Thursday, September 17, 2015

THAW




Welcome, my friend, to the show that never ends. Except for a lengthy absence from our screens from 1989 to 2005, with a less than satisfactory TV movie in between. And a break in 1985 when the BBC didn’t know if it wanted the series cluttering up its bland light entertainment schedules any more. And next year when it’ll only be half a season because the showrunner is just too darned busy.

Yes, folks, Doctor Who returns to our screens.

My own enthusiasm for the show has been dampened, it’s true, as though it’s spent a year with Bear Grylls in the Delta Magna swamps. But while the relationship may be tired, I still love the dear old thing, damnit. (Luckily I’m restoring my love of the show with revisits of old stories and, hopefully, a couple of projects that have come my way.
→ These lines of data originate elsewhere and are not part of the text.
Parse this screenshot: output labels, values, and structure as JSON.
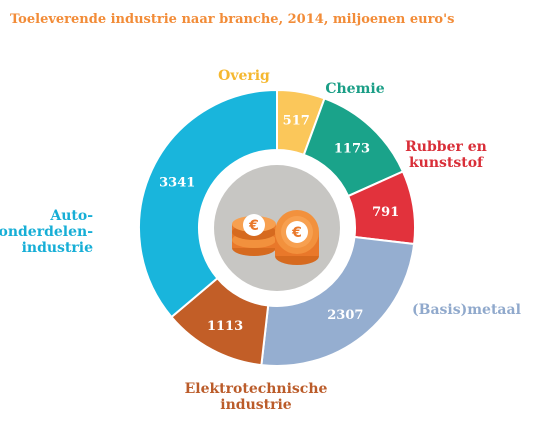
{
  "chart_data": {
    "type": "pie",
    "title": "Toeleverende industrie naar branche, 2014, miljoenen euro's",
    "center_icon": "euro-coins-icon",
    "slices": [
      {
        "label": "Overig",
        "value": 517,
        "value_label": "517",
        "color": "#fbc75a",
        "label_color": "#f5b830"
      },
      {
        "label": "Chemie",
        "value": 1173,
        "value_label": "1173",
        "color": "#1aa38a",
        "label_color": "#1a9e86"
      },
      {
        "label": "Rubber en\nkunststof",
        "value": 791,
        "value_label": "791",
        "color": "#e2323c",
        "label_color": "#d92e38"
      },
      {
        "label": "(Basis)metaal",
        "value": 2307,
        "value_label": "2307",
        "color": "#95aed0",
        "label_color": "#90a9cc"
      },
      {
        "label": "Elektrotechnische\nindustrie",
        "value": 1113,
        "value_label": "1113",
        "color": "#c25e27",
        "label_color": "#bb5c2a"
      },
      {
        "label": "Auto-\nonderdelen-\nindustrie",
        "value": 3341,
        "value_label": "3341",
        "color": "#19b5dc",
        "label_color": "#16aed6"
      }
    ]
  }
}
Hurrah!) And I will doubtless be watching every week.

After all, Peter Capaldi is the best Doctor since Tom Baker and that, right there, is something to enthuse about even before the season’s kicked off.

What I won’t be doing is posting episode reviews. Like Mr Moffat, I'm just too darned busy. And I’m just not sure it’s worth investing more time and energy in dashing off a review than the writers put into plotting their stories. When there’s more holes than cheese, there’s little left to comment on. More crucially, I would probably end up repeating the same things. Because the show repeats the same things like it’s trapped in its own creative chronic hysteresis.

Last year I cited my ‘Top 10’ of those repeat offences under the title Ten Things I Hate About Who. Hate, as I stated at the time, was too strong a word but these are things that, for me, every time they recur, provoke despairing sighs to rival those of Hong Kong Phooey’s very own Spot the Cat. They’re things that would need correcting (and/or eliminating altogether from the format) to restore my passion for the series.

It wouldn’t take very much work at all for a decent script doctor to remedy all ten, but in the absence of any apparent will or desire to change the formula, allow me to introduce the THAW Scale.

Ten Hates About Who.

That’s right, in place of any full review I will be awarding each episode a score out of 10, based on the THAW Scale. One point for each of the chronic-fatigue-syndrome-inducing elements that rears its head like Punxsutawney Phil on Groundhog Day.
The higher the score, the less the episode impressed. Simple.

As a guide/reminder, the 10 elements on the THAW Scale are:

1.        THE MUSIC – too busy, too loud
2.        SOLDIERPHOBIA – Doctor hates soldiers
3.        TARDIS – use of the TARDIS to solve situations
4.        SONIC – use of the magic wand to solve situations
5.        WIBBLY WOBBLY TIMEY-WIMEY
6.        SOAP - Whollyoaks
7.        GENIUS – pretending to be clever and failing
8.        MAGIC – moon-eggs, tree-fairies and the like
9.        NOT-MONSTERS – they’re not scary, they’re just misunderstood
10.      CLARA – girlfriend, just become a character, or leave (again) already

Episodes might not include all the above (gawd save us if they do), but might score more if they’re really heavy on one element. E.g. Forest Of The Night, very very heavy on tree fairies, might easily win itself 4 points just for its special blend of Disney Tinkerbell poo, growfast-and-vanish-overnight fire-resistant trees and miraculously reappearing missing children. Factor in Murray Gold’s din, not-monsters and Clara with all that homework to mark and the Doctor might only have to whip out his screwdriver and wave it around a bit in front of all those schoolkids to drive it up to a decidedly dodgy 10/10. And almost all episodes from last season score highly (ie. badly) for Clara and Soap, because the girl has an aversion to time-space travel and adventure, feeling the need to break up the monotony of it all with holding down a teaching job and crappy carbolic soap style romance with Danny Dull Pink.

A friend of mine pointed out that, on this scale, most old Who would score pretty darned well (i.e. very low), despite perhaps being a poor story. Well, true, but that’s because these are largely modern phenomena – at least as far as their excessive use goes – and there are other reasons a DW story can be poor, of which you will find multiple examples in the show’s 50+ year history. Still, as I watch through some of my old DW DVDs, if I post a review here I’ll include a THAW Scale rating for fun.

NOTE: No other viewers’ enjoyment was harmed during the making of this blog. Your mileage may vary and vive la difference.